Expected behavior If qcfractal-manager has the opportunity to terminate gracefully, it should bkill the jobs it submitted.

Additional context This was observed on the MSK lilac cluster.

jchodera avatar May 15 '19 00:05 jchodera

By and large these jobs are killed when the manager shuts down, but some do slip through for unknown reasons. When one of these jobs lands it will die in a few seconds as it is unable to find its scheduler so it should not be considered too harmful.

As we depend on other distributed queue managers for this capability we are unlikely to fix this ourselves. We can pass the bug report along to dask-jobqueue however.
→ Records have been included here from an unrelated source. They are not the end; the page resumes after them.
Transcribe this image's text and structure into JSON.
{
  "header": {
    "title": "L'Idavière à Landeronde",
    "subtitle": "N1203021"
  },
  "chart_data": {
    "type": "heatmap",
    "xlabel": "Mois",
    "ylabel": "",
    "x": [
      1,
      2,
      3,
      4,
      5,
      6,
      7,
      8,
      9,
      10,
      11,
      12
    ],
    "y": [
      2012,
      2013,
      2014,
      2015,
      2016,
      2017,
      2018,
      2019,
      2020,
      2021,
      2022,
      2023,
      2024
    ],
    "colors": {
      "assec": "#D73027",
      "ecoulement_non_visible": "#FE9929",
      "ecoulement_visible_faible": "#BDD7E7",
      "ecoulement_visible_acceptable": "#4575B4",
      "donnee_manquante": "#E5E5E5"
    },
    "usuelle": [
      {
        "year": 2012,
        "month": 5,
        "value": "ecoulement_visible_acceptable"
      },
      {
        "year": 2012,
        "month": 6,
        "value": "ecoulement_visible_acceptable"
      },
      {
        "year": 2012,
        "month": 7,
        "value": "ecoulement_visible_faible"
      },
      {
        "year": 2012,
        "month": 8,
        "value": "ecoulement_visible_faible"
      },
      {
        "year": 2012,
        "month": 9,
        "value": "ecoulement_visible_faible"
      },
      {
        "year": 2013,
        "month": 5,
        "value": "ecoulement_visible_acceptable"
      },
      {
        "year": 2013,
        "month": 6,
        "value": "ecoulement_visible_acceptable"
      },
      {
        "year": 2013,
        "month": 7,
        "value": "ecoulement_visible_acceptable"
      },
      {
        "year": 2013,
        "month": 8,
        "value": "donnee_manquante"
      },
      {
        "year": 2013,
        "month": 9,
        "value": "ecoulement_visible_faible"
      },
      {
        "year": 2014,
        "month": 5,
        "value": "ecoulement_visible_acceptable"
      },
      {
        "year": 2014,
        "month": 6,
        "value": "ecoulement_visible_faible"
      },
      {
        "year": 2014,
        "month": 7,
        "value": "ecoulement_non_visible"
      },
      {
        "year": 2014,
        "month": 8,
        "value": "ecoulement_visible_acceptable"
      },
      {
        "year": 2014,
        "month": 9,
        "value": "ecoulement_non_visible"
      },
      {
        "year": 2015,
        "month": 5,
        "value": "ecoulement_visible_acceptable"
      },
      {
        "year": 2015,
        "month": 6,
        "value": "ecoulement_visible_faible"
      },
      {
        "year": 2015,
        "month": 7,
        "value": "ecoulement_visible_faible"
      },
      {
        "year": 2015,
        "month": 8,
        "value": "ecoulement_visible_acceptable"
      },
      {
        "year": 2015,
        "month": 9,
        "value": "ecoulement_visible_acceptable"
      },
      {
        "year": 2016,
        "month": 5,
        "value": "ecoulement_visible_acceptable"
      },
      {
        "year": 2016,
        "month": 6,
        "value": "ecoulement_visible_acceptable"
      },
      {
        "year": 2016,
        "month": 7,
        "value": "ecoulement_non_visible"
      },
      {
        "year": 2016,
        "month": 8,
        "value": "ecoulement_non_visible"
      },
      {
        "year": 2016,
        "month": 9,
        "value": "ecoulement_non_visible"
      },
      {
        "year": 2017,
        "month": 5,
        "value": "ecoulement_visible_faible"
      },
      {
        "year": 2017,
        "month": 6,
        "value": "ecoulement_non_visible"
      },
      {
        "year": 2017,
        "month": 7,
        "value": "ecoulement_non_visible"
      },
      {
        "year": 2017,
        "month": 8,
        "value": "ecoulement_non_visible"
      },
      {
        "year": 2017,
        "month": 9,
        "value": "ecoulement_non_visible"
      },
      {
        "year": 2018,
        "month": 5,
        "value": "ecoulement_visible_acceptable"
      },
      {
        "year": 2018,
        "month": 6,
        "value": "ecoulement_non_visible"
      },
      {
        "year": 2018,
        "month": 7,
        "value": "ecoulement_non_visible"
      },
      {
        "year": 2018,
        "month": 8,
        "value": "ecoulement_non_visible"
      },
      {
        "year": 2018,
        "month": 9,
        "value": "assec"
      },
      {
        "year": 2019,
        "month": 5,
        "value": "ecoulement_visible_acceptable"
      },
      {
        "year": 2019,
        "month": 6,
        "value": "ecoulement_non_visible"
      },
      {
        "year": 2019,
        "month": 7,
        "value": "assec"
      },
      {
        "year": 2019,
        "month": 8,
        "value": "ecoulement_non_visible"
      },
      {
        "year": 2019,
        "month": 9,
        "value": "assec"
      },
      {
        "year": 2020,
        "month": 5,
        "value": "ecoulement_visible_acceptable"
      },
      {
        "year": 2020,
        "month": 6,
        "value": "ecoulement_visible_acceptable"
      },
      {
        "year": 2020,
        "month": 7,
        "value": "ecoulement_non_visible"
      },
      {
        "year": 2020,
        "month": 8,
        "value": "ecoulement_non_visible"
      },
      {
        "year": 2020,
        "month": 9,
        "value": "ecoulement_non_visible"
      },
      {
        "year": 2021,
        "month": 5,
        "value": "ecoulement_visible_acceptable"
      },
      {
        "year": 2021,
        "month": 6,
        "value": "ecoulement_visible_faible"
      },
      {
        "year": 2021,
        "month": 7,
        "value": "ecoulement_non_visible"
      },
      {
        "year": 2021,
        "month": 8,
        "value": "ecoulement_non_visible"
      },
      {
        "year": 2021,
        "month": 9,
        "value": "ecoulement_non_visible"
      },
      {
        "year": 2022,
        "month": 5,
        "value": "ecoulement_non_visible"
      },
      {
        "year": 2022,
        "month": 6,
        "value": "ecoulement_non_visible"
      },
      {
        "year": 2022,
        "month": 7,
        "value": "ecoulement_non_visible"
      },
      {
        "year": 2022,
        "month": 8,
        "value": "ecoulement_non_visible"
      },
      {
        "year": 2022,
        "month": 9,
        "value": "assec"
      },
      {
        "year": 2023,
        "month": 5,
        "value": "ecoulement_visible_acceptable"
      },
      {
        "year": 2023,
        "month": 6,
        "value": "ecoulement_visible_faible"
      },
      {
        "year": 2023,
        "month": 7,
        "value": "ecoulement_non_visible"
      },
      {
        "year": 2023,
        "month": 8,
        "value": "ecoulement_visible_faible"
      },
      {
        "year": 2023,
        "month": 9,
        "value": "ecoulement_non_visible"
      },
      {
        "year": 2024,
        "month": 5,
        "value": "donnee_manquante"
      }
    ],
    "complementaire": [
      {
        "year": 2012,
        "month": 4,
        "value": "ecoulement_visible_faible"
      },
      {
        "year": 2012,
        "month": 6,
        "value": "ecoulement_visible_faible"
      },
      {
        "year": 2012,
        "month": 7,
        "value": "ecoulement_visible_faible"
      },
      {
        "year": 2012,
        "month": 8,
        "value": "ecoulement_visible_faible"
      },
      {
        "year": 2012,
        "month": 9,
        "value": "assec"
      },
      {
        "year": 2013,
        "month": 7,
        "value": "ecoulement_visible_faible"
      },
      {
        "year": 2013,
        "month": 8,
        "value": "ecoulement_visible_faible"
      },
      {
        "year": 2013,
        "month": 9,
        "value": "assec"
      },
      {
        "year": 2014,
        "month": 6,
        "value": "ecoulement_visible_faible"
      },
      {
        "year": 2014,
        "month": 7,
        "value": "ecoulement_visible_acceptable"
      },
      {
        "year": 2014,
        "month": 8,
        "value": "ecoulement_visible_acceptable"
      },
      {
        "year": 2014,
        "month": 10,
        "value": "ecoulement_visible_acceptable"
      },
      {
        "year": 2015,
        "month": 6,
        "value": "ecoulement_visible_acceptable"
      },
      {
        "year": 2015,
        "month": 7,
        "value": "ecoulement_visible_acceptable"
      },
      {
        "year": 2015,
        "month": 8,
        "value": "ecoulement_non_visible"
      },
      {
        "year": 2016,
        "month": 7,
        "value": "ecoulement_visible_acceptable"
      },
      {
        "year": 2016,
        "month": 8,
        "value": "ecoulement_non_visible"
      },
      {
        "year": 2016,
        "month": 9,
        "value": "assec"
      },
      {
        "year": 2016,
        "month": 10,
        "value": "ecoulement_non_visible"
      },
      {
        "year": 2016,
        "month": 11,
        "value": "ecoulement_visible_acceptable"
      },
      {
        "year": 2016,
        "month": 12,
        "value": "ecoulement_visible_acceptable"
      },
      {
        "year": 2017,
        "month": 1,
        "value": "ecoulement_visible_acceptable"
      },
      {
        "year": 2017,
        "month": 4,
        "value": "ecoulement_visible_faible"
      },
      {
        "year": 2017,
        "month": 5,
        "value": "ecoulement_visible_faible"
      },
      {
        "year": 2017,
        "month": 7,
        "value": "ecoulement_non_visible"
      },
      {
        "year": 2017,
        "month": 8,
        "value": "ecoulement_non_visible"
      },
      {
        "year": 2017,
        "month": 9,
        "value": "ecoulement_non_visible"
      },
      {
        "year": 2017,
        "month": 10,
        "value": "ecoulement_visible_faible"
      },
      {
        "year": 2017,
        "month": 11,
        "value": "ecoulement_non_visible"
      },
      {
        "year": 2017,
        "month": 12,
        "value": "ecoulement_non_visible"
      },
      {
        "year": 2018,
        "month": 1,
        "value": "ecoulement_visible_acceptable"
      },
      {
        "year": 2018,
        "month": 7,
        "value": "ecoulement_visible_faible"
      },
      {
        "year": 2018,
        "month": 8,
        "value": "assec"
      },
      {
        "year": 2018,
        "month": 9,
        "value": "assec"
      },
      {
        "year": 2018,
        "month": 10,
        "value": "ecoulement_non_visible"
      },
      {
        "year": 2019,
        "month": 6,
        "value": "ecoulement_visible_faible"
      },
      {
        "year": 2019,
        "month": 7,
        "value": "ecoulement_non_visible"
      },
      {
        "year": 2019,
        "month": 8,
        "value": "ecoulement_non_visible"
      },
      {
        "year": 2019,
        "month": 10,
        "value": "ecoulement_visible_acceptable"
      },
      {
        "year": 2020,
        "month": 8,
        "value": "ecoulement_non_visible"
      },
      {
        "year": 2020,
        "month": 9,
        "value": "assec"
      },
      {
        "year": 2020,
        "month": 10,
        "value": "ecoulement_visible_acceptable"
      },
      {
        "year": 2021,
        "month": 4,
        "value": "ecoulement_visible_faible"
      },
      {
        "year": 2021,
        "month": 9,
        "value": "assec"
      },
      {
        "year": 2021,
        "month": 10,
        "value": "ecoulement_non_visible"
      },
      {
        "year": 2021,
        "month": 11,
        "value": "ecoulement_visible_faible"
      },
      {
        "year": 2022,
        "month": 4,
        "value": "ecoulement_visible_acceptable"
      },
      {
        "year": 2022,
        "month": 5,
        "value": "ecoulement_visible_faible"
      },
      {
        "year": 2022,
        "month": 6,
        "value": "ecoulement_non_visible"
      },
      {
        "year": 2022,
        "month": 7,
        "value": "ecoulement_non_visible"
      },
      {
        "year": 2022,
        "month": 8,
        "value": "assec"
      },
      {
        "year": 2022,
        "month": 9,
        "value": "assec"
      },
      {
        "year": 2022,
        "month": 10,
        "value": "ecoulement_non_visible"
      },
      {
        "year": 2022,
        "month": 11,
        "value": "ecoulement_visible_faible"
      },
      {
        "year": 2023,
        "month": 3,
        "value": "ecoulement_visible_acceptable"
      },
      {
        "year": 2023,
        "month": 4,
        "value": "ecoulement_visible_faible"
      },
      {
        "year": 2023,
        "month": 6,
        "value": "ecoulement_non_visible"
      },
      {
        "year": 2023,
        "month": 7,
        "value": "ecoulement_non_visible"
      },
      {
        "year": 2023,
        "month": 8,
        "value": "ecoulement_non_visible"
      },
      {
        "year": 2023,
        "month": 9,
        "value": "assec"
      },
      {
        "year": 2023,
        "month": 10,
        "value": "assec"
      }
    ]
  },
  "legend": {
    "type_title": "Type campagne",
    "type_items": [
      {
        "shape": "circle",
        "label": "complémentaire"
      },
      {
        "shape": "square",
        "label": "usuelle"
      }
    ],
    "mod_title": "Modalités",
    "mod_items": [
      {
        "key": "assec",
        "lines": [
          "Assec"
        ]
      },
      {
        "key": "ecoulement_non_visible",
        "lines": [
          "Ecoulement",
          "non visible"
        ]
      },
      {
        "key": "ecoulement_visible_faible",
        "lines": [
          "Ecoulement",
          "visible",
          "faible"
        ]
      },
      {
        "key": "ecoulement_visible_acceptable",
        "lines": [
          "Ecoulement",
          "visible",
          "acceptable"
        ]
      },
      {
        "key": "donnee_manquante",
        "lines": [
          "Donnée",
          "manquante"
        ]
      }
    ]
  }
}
dgasmith avatar May 15 '19 13:05 dgasmith

By and large these jobs are killed when the manager shuts down, but some do slip through for unknown reasons. When one of these jobs lands it will die in a few seconds as it is unable to find its scheduler so it should not be considered too harmful.

This is not the behavior I have observed. Queued jobs sit in the queue for some time. If a misconfiguration (such as the GB/MB/KB dask issue) led to the job requesting an unsatisfiable amount of resources, the job will sit in the queue indefinitely.

jchodera avatar May 15 '19 14:05 jchodera

Ok, good to know. This is likely a specific combination of dask and LSF as the above behavior works for SLURM/PBS/etc. We will be pushing some changes upstream to dask-jobqueue and will note this issue there.

dgasmith avatar May 15 '19 14:05 dgasmith

New manager is Parsl-based, which I think does a better job with LSF. But would need additional testing

bennybp avatar Sep 14 '23 16:09 bennybp